SQLite Forum

transient indices vs. LIMIT
Login
A heap could help for ORDER BY, but it I don't see how it helps for DISTINCT.

Using a smaller index (only holding items that are currently candidates to meet the limit) would change the complexity from O(n log n) to O(n log k), where n is the number of rows in the table.

In Python (3.6.8), I turned journal_mode off. I built a table with 20 million rows of floats (from random.random()). Schema was CREATE TABLE a(b);

At that point, Windows task manager said my process had done a couple of hundred reads and about 80k writes. File size was 330MB.

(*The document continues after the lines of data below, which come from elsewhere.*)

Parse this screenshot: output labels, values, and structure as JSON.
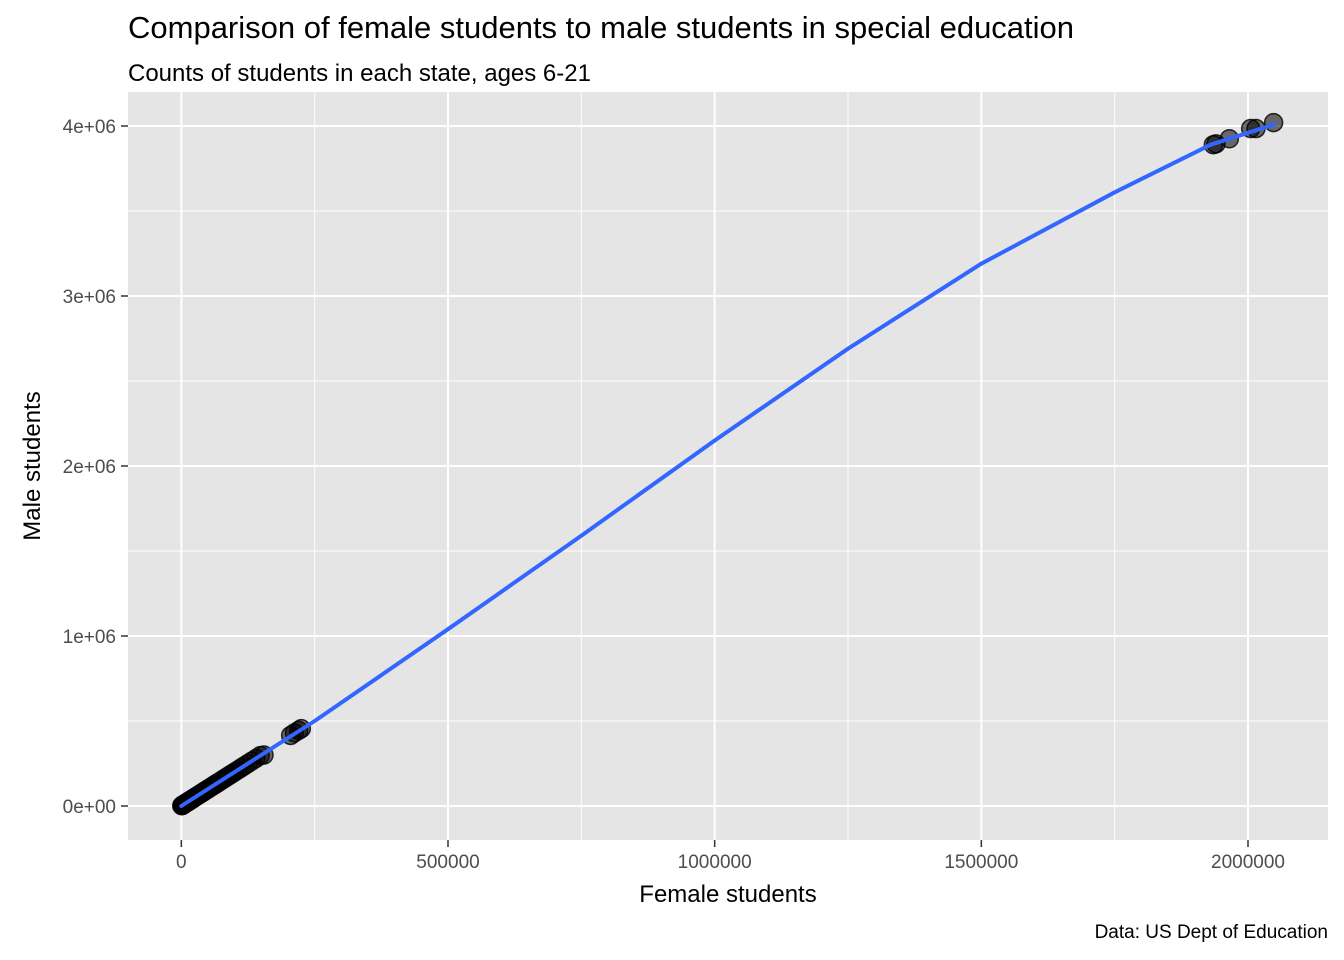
{
  "chart_data": {
    "type": "scatter",
    "title": "Comparison of female students to male students in special education",
    "subtitle": "Counts of students in each state, ages 6-21",
    "caption": "Data: US Dept of Education",
    "xlabel": "Female students",
    "ylabel": "Male students",
    "xlim": [
      -100000,
      2150000
    ],
    "ylim": [
      -200000,
      4200000
    ],
    "x_ticks": [
      0,
      500000,
      1000000,
      1500000,
      2000000
    ],
    "x_tick_labels": [
      "0",
      "500000",
      "1000000",
      "1500000",
      "2000000"
    ],
    "y_ticks": [
      0,
      1000000,
      2000000,
      3000000,
      4000000
    ],
    "y_tick_labels": [
      "0e+00",
      "1e+06",
      "2e+06",
      "3e+06",
      "4e+06"
    ],
    "grid": true,
    "colors": {
      "panel_background": "#e5e5e5",
      "grid_line": "#ffffff",
      "point_fill": "#000000",
      "point_alpha": 0.55,
      "smooth_line": "#3366ff"
    },
    "points": [
      {
        "x": 800,
        "y": 1700
      },
      {
        "x": 1500,
        "y": 3000
      },
      {
        "x": 2500,
        "y": 5000
      },
      {
        "x": 3500,
        "y": 7000
      },
      {
        "x": 5000,
        "y": 10000
      },
      {
        "x": 6500,
        "y": 13000
      },
      {
        "x": 8000,
        "y": 16000
      },
      {
        "x": 10000,
        "y": 20000
      },
      {
        "x": 12000,
        "y": 24000
      },
      {
        "x": 14000,
        "y": 28000
      },
      {
        "x": 16000,
        "y": 32000
      },
      {
        "x": 18000,
        "y": 36000
      },
      {
        "x": 20000,
        "y": 40000
      },
      {
        "x": 23000,
        "y": 46000
      },
      {
        "x": 26000,
        "y": 52000
      },
      {
        "x": 29000,
        "y": 58000
      },
      {
        "x": 32000,
        "y": 64000
      },
      {
        "x": 35000,
        "y": 70000
      },
      {
        "x": 38000,
        "y": 76000
      },
      {
        "x": 41000,
        "y": 82000
      },
      {
        "x": 44000,
        "y": 88000
      },
      {
        "x": 47000,
        "y": 94000
      },
      {
        "x": 50000,
        "y": 100000
      },
      {
        "x": 54000,
        "y": 108000
      },
      {
        "x": 58000,
        "y": 116000
      },
      {
        "x": 62000,
        "y": 124000
      },
      {
        "x": 66000,
        "y": 132000
      },
      {
        "x": 70000,
        "y": 140000
      },
      {
        "x": 75000,
        "y": 150000
      },
      {
        "x": 80000,
        "y": 160000
      },
      {
        "x": 85000,
        "y": 170000
      },
      {
        "x": 90000,
        "y": 180000
      },
      {
        "x": 95000,
        "y": 190000
      },
      {
        "x": 100000,
        "y": 200000
      },
      {
        "x": 106000,
        "y": 212000
      },
      {
        "x": 112000,
        "y": 224000
      },
      {
        "x": 118000,
        "y": 236000
      },
      {
        "x": 125000,
        "y": 250000
      },
      {
        "x": 132000,
        "y": 264000
      },
      {
        "x": 140000,
        "y": 280000
      },
      {
        "x": 148000,
        "y": 296000
      },
      {
        "x": 155000,
        "y": 300000
      },
      {
        "x": 205000,
        "y": 415000
      },
      {
        "x": 212000,
        "y": 430000
      },
      {
        "x": 220000,
        "y": 445000
      },
      {
        "x": 225000,
        "y": 455000
      },
      {
        "x": 1935000,
        "y": 3890000
      },
      {
        "x": 1940000,
        "y": 3895000
      },
      {
        "x": 1965000,
        "y": 3925000
      },
      {
        "x": 2005000,
        "y": 3985000
      },
      {
        "x": 2015000,
        "y": 3985000
      },
      {
        "x": 2048000,
        "y": 4020000
      }
    ],
    "smooth_line": [
      {
        "x": 0,
        "y": 0
      },
      {
        "x": 250000,
        "y": 500000
      },
      {
        "x": 500000,
        "y": 1040000
      },
      {
        "x": 750000,
        "y": 1590000
      },
      {
        "x": 1000000,
        "y": 2150000
      },
      {
        "x": 1250000,
        "y": 2690000
      },
      {
        "x": 1500000,
        "y": 3190000
      },
      {
        "x": 1750000,
        "y": 3610000
      },
      {
        "x": 1930000,
        "y": 3890000
      },
      {
        "x": 2050000,
        "y": 4010000
      }
    ]
  }
}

I did SELECT COUNT(*) FROM a;
That added about 80k reads to the total. As expected, it looks like it had to read the entire database to satisfy that query.

I twice did

SELECT DISTINCT b FROM a ORDER BY b LIMIT 10;

each time that resulted in about 80k reads and about 60k writes.

I'm not sure what that says about the implementation. 80k reads is what it takes to read the table once. It isn't enough to do that and also build a full-size additional index.

However, it shouldn't take any writes at all to maintain a 10-entry temporary index, so it isn't clear what those 60k writes were actually doing.

I never saw the python process memory much above 10MB, so it certainly wasn't holding the full database (or a full temporary index) in memory.